As the past week involved numerous discussions about financial aid, budgets for the coming year, and some personal financial issues at home, it stands to reason that my mind is filled with thoughts about the many costs involved in life. In fact, though our tendency is to want free things, in fact even free things come with a cost. There is always a cost - to me or to others - - often hidden from view through overpricing items or taxing some to benefit others.
Over 75% of those attending a congregation that was renting the building of a church I served in the inner city were below the poverty line. Yet these mission-focused Christians donated more each week for the ministry of their church than received by our larger group of wealthier suburban church members. The difference I learned was in cost assessment; either serve God or be religious for the least cost possible. Mind you this is not my judgment of them, but their spoken words at different times. My congregation relied on endowment for church operations while members, retired corporate executives, stretched themselves to give a few dollars weekly. An interesting note is that the renting congregation were joyous Christians amidst adversity, while the other congregation was often sullen and judgmental about others in need.
I am thankful that UCA started using the FACTS system to assess financial aid needs. Based on the report, the Finance Committee makes hard decisions, balancing the expressed needs of UCA families and the FACTS aid suggestion. Reports are anonymous, identifying each family only by number in order of application. Each family is asked how much they felt they could afford to pay, and FACTS offers an impartial assessment for the committee to consider. The committee knows that it takes about $6,000 per student to cover only the salaries for our faculty and staff, not to mention the building and other costs. In essence, some aid is given to every family. The cost of an education which combines academics and character is never fully covered by tuition.
Thus my surprise when periodically a middle income family is identified as able to pay at least a portion of the tuition by FACTS while the family suggests they are unable to pay any tuition, in essence requesting a free education. Is this realistic? Each gift of financial aid must come from other sources, donors who see the vision and value of UCA, or teachers willing to sacrifice for the sake of the child. Thus the importance of fundraising at UCA.
I have generally found that if there is something that is highly valued, the cost is less likely to be a barrier. Things judged valuable will cost something, and people will make every effort to cover the cost! Think of the costs that have been associated with things that benefit us.

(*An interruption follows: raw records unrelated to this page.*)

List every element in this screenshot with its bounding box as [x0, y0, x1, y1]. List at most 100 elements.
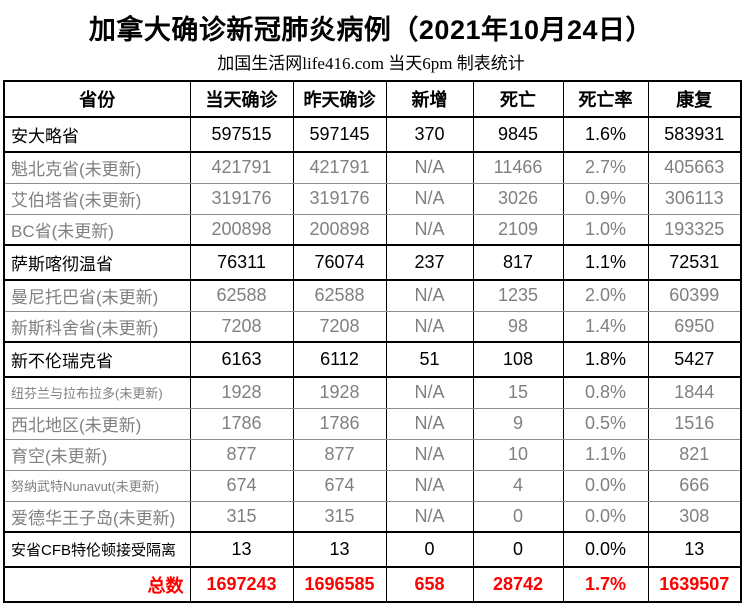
cell-new-cases: N/A	[385, 310, 474, 343]
cell-recovered: 1639507	[647, 566, 742, 603]
cell-new-cases: N/A	[385, 182, 474, 215]
cell-deaths: 3026	[472, 182, 564, 215]
cell-recovered: 308	[647, 500, 742, 533]
cell-deaths: 108	[472, 341, 564, 378]
cell-deaths: 1235	[472, 279, 564, 312]
cell-new-cases: N/A	[385, 469, 474, 502]
cell-yesterday-confirmed: 76074	[292, 244, 387, 281]
cell-deaths: 9845	[472, 116, 564, 153]
cell-death-rate: 1.1%	[562, 438, 649, 471]
cell-deaths: 9	[472, 407, 564, 440]
row-manitoba: 曼尼托巴省(未更新) 62588 62588 N/A 1235 2.0% 603…	[3, 279, 742, 312]
cell-recovered: 1516	[647, 407, 742, 440]
row-yukon: 育空(未更新) 877 877 N/A 10 1.1% 821	[3, 438, 742, 471]
cell-province: 爱德华王子岛(未更新)	[3, 500, 191, 533]
covid-stats-table: 省份 当天确诊 昨天确诊 新增 死亡 死亡率 康复 安大略省 597515 59…	[3, 80, 742, 603]
row-northwest-territories: 西北地区(未更新) 1786 1786 N/A 9 0.5% 1516	[3, 407, 742, 440]
cell-death-rate: 1.8%	[562, 341, 649, 378]
row-alberta: 艾伯塔省(未更新) 319176 319176 N/A 3026 0.9% 30…	[3, 182, 742, 215]
col-header-new-cases: 新增	[385, 81, 474, 118]
cell-province: BC省(未更新)	[3, 213, 191, 246]
cell-new-cases: N/A	[385, 151, 474, 184]
row-saskatchewan: 萨斯喀彻温省 76311 76074 237 817 1.1% 72531	[3, 244, 742, 281]
cell-yesterday-confirmed: 1928	[292, 376, 387, 409]
cell-death-rate: 0.5%	[562, 407, 649, 440]
cell-deaths: 4	[472, 469, 564, 502]
cell-yesterday-confirmed: 6112	[292, 341, 387, 378]
row-ontario: 安大略省 597515 597145 370 9845 1.6% 583931	[3, 116, 742, 153]
cell-death-rate: 0.9%	[562, 182, 649, 215]
table-header-row: 省份 当天确诊 昨天确诊 新增 死亡 死亡率 康复	[3, 81, 742, 118]
cell-today-confirmed: 674	[189, 469, 294, 502]
cell-death-rate: 1.0%	[562, 213, 649, 246]
cell-today-confirmed: 1928	[189, 376, 294, 409]
cell-death-rate: 1.1%	[562, 244, 649, 281]
cell-today-confirmed: 1786	[189, 407, 294, 440]
cell-today-confirmed: 6163	[189, 341, 294, 378]
cell-recovered: 5427	[647, 341, 742, 378]
cell-today-confirmed: 7208	[189, 310, 294, 343]
cell-deaths: 0	[472, 500, 564, 533]
cell-province: 新不伦瑞克省	[3, 341, 191, 378]
cell-deaths: 15	[472, 376, 564, 409]
row-bc: BC省(未更新) 200898 200898 N/A 2109 1.0% 193…	[3, 213, 742, 246]
cell-recovered: 306113	[647, 182, 742, 215]
cell-province: 纽芬兰与拉布拉多(未更新)	[3, 376, 191, 409]
cell-today-confirmed: 1697243	[189, 566, 294, 603]
cell-recovered: 193325	[647, 213, 742, 246]
cell-new-cases: 237	[385, 244, 474, 281]
cell-recovered: 6950	[647, 310, 742, 343]
cell-new-cases: 51	[385, 341, 474, 378]
row-nova-scotia: 新斯科舍省(未更新) 7208 7208 N/A 98 1.4% 6950	[3, 310, 742, 343]
cell-new-cases: N/A	[385, 500, 474, 533]
cell-recovered: 583931	[647, 116, 742, 153]
cell-deaths: 11466	[472, 151, 564, 184]
row-quebec: 魁北克省(未更新) 421791 421791 N/A 11466 2.7% 4…	[3, 151, 742, 184]
cell-deaths: 2109	[472, 213, 564, 246]
cell-yesterday-confirmed: 421791	[292, 151, 387, 184]
cell-death-rate: 0.0%	[562, 469, 649, 502]
cell-new-cases: 658	[385, 566, 474, 603]
cell-today-confirmed: 877	[189, 438, 294, 471]
cell-yesterday-confirmed: 597145	[292, 116, 387, 153]
row-cfb-trenton: 安省CFB特伦顿接受隔离 13 13 0 0 0.0% 13	[3, 531, 742, 568]
row-newfoundland-labrador: 纽芬兰与拉布拉多(未更新) 1928 1928 N/A 15 0.8% 1844	[3, 376, 742, 409]
cell-new-cases: 370	[385, 116, 474, 153]
cell-yesterday-confirmed: 319176	[292, 182, 387, 215]
cell-today-confirmed: 62588	[189, 279, 294, 312]
cell-recovered: 1844	[647, 376, 742, 409]
cell-yesterday-confirmed: 877	[292, 438, 387, 471]
row-total: 总数 1697243 1696585 658 28742 1.7% 163950…	[3, 566, 742, 603]
cell-recovered: 821	[647, 438, 742, 471]
cell-deaths: 28742	[472, 566, 564, 603]
cell-new-cases: 0	[385, 531, 474, 568]
col-header-province: 省份	[3, 81, 191, 118]
cell-deaths: 98	[472, 310, 564, 343]
cell-new-cases: N/A	[385, 407, 474, 440]
cell-yesterday-confirmed: 200898	[292, 213, 387, 246]
cell-death-rate: 0.0%	[562, 500, 649, 533]
col-header-recovered: 康复	[647, 81, 742, 118]
cell-province: 新斯科舍省(未更新)	[3, 310, 191, 343]
row-new-brunswick: 新不伦瑞克省 6163 6112 51 108 1.8% 5427	[3, 341, 742, 378]
cell-deaths: 10	[472, 438, 564, 471]
cell-recovered: 60399	[647, 279, 742, 312]
col-header-deaths: 死亡	[472, 81, 564, 118]
cell-deaths: 817	[472, 244, 564, 281]
cell-new-cases: N/A	[385, 376, 474, 409]
cell-death-rate: 1.7%	[562, 566, 649, 603]
cell-yesterday-confirmed: 1786	[292, 407, 387, 440]
cell-today-confirmed: 76311	[189, 244, 294, 281]
cell-province: 魁北克省(未更新)	[3, 151, 191, 184]
cell-total-label: 总数	[3, 566, 191, 603]
cell-death-rate: 1.4%	[562, 310, 649, 343]
cell-yesterday-confirmed: 315	[292, 500, 387, 533]
cell-province: 育空(未更新)	[3, 438, 191, 471]
cell-death-rate: 0.0%	[562, 531, 649, 568]
cell-today-confirmed: 200898	[189, 213, 294, 246]
cell-province: 安省CFB特伦顿接受隔离	[3, 531, 191, 568]
page-title: 加拿大确诊新冠肺炎病例（2021年10月24日）	[88, 15, 654, 45]
cell-recovered: 13	[647, 531, 742, 568]
cell-new-cases: N/A	[385, 438, 474, 471]
cell-province: 萨斯喀彻温省	[3, 244, 191, 281]
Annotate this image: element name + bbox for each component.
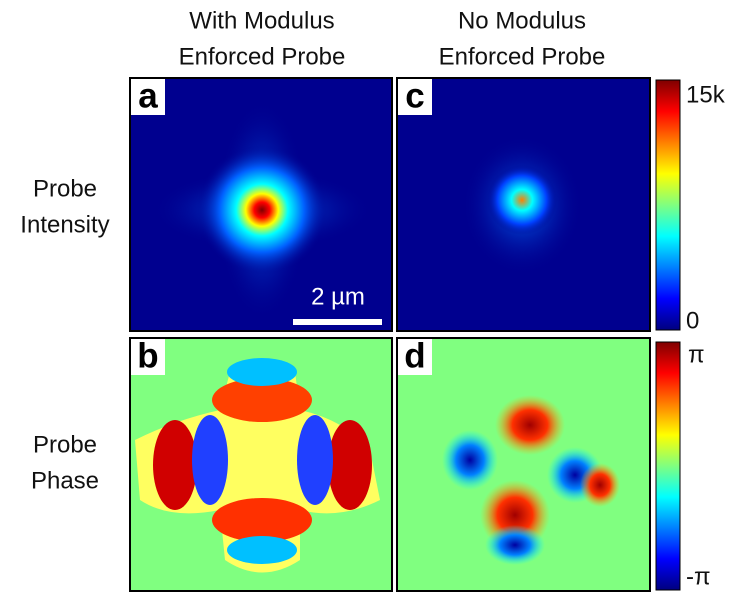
column-header: With Modulus xyxy=(189,7,334,34)
column-header: Enforced Probe xyxy=(439,43,606,70)
row-label: Intensity xyxy=(20,211,109,238)
row-label: Probe xyxy=(33,431,97,458)
panel-b xyxy=(130,338,392,591)
phase-region xyxy=(227,358,297,386)
colorbar-label: π xyxy=(688,341,705,368)
colorbar xyxy=(656,80,680,330)
panel-letter: a xyxy=(138,76,158,115)
row-label: Phase xyxy=(31,467,99,494)
phase-region xyxy=(495,395,565,455)
row-label: Probe xyxy=(33,175,97,202)
panel-letter: d xyxy=(404,336,425,375)
phase-region xyxy=(297,415,333,505)
colorbar-label: 15k xyxy=(686,81,726,108)
phase-region xyxy=(328,420,372,510)
column-header: Enforced Probe xyxy=(179,43,346,70)
phase-region xyxy=(212,498,312,542)
panel-a: 2 µm xyxy=(130,78,392,331)
phase-region xyxy=(442,430,498,490)
spot xyxy=(487,165,557,235)
panel-letter: c xyxy=(405,76,424,115)
figure: With Modulus Enforced Probe No Modulus E… xyxy=(0,0,737,598)
colorbar-label: 0 xyxy=(686,307,699,334)
panel-d xyxy=(397,338,650,591)
spot xyxy=(197,145,327,275)
colorbar xyxy=(656,342,680,590)
colorbar-label: -π xyxy=(686,563,711,590)
panel-c xyxy=(397,78,650,331)
phase-region xyxy=(192,415,228,505)
panel-letter: b xyxy=(137,336,158,375)
column-header: No Modulus xyxy=(458,7,586,34)
phase-region xyxy=(227,536,297,564)
phase-region xyxy=(153,420,197,510)
phase-region xyxy=(580,463,620,507)
phase-region xyxy=(485,525,545,565)
scale-bar-label: 2 µm xyxy=(311,283,365,310)
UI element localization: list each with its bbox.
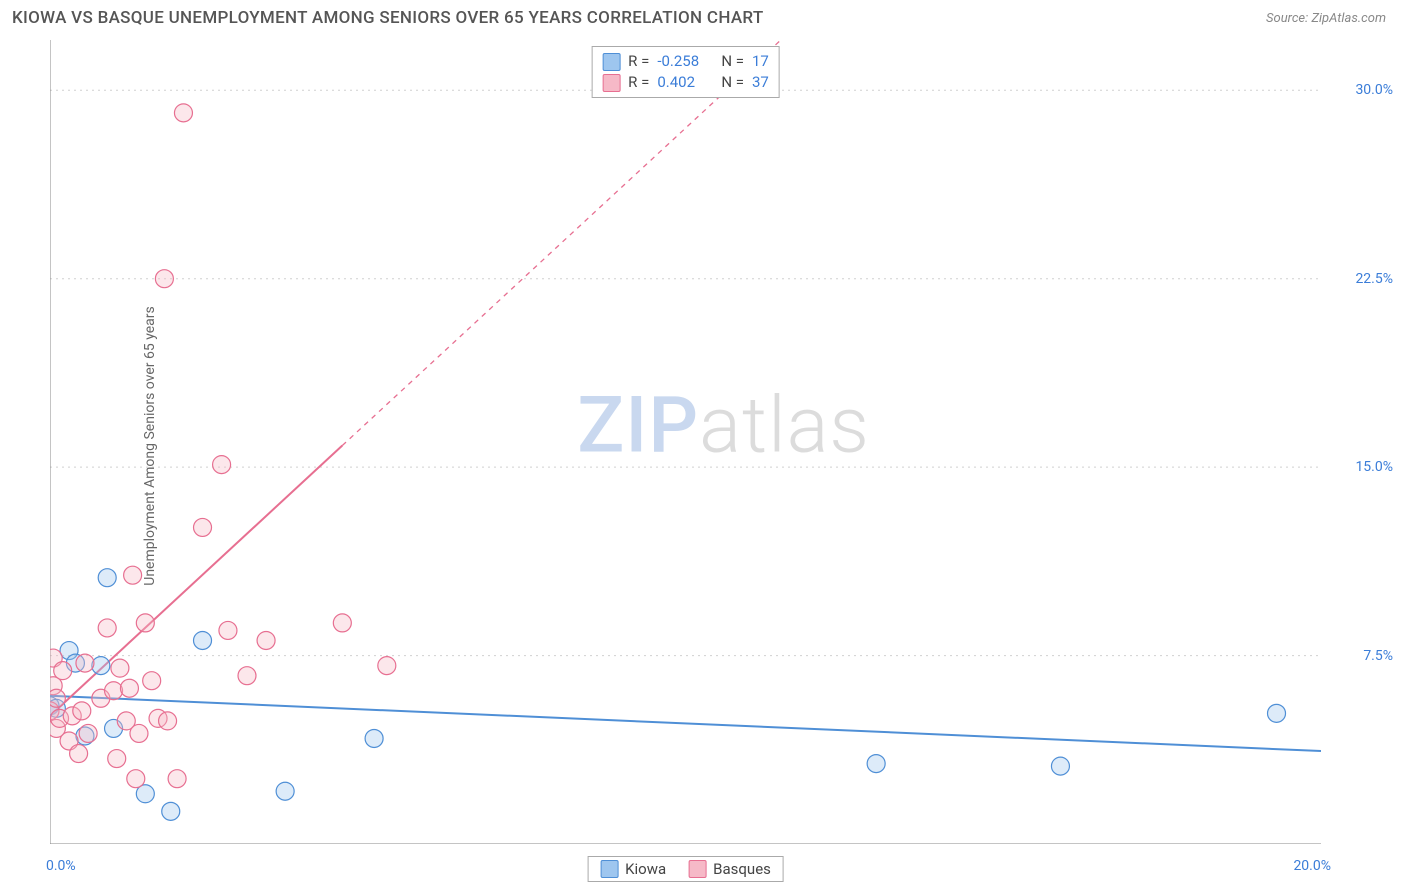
legend-item: Basques — [688, 860, 771, 878]
header: KIOWA VS BASQUE UNEMPLOYMENT AMONG SENIO… — [0, 0, 1406, 32]
x-tick-label: 20.0% — [1293, 858, 1331, 874]
y-tick-label: 30.0% — [1355, 82, 1393, 98]
stats-legend: R =-0.258N =17R =0.402N =37 — [591, 46, 780, 98]
chart-area: ZIPatlas R =-0.258N =17R =0.402N =37 Kio… — [50, 40, 1321, 844]
x-tick-label: 0.0% — [46, 858, 76, 874]
stats-row: R =0.402N =37 — [602, 72, 769, 93]
stats-row: R =-0.258N =17 — [602, 51, 769, 72]
y-tick-label: 15.0% — [1355, 459, 1393, 475]
y-tick-label: 22.5% — [1355, 271, 1393, 287]
series-swatch — [688, 860, 706, 878]
y-tick-label: 7.5% — [1363, 648, 1393, 664]
scatter-plot — [50, 40, 1321, 844]
legend-item: Kiowa — [600, 860, 666, 878]
source-link[interactable]: ZipAtlas.com — [1311, 11, 1386, 26]
series-swatch — [600, 860, 618, 878]
series-swatch — [602, 53, 620, 71]
series-swatch — [602, 74, 620, 92]
source-attribution: Source: ZipAtlas.com — [1266, 11, 1386, 26]
chart-title: KIOWA VS BASQUE UNEMPLOYMENT AMONG SENIO… — [12, 8, 764, 28]
series-legend: Kiowa Basques — [587, 856, 784, 882]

Education – Many parents and families have given of themselves in time and funds to educate each of us; especially if we have been blessed with a college education. Freedom – Need I elaborate on the sacrifice of our Armed Forces, giving time away from families for long periods and even suffering death so we might enjoy the freedoms of living in the USA.
Every Food and Commodity we enjoy – This s a subtle one. Did you know that every consumer product or the parts that make it travels by ship to our shores? And every ship is crewed by international seafarers who are paid low wages and are away from their families 9-12 months at a time; seldom seeing their children grow up to support their family. We are indebted to them though they are anonymous to most of the world.
Life and Nurture – As we approach Mother’s Day we must not forget the cost of parenting that our mothers have given to enable us to enjoy life, to be fed, and to mature into adulthood. Salvation/Redemption – Can we ever forget the cost of God’s Son that we might know eternal forgiveness and hope? Certainly death on the cross was the ultimate cost offering life to all who believe in Christ.
Perhaps the real issue is not about cost, but about priority. I remember a few homeless people dropping by my church office. Though unemployed, they had the latest electronic gadgets, ostentatious jewelry, while asking our church to give them food or funds. My method was to engage them in conversation trying to assess their life in areas from finances to God and focusing on long-term needs. I wanted them to evaluate decisions – never to tell them what they are to do, realizing every decision must be theirs, hopefully made prayerfully. Midway many would leave for the rest room, never to return; perhaps the cost of listening to me outweighed the need for food.
God’s provision is assured to all who trust in Him. What cost is adequate for a child’s quality Bible-based education? What would make it a top priority for the remaining years of our children’s school if they were receiving God’s perspective on life, eternal hope and faith? Is there anything more important than the building of leadership qualities in our students? This is an expense that is only needed for a brief time in life, but enables them to have a future that only God can give.
My dad often said, “Nothing is free. The trick is deciding what to pay for.” He had little to give financially, but spent most every non-work waking hour helping others and supporting the work of organizations that helped others, including his church. He and my mother understood the joy of serving Christ, of being satisfied with little, yet supporting my pursuit of education. And I am sure he would say today, with a smile, “It was well worth every cost.”
Maybe it is time to change our thinking from considering costs to investing in our children’s future. I am thankful this was the perspective of my parents. Having seen the change in the lives of UCA students during this brief year, I am sure the investment made by families, faculty, and others will be blessed by God as they see young people grow to be mature leaders in our communities. After all, that is the investment we are all making at UCA.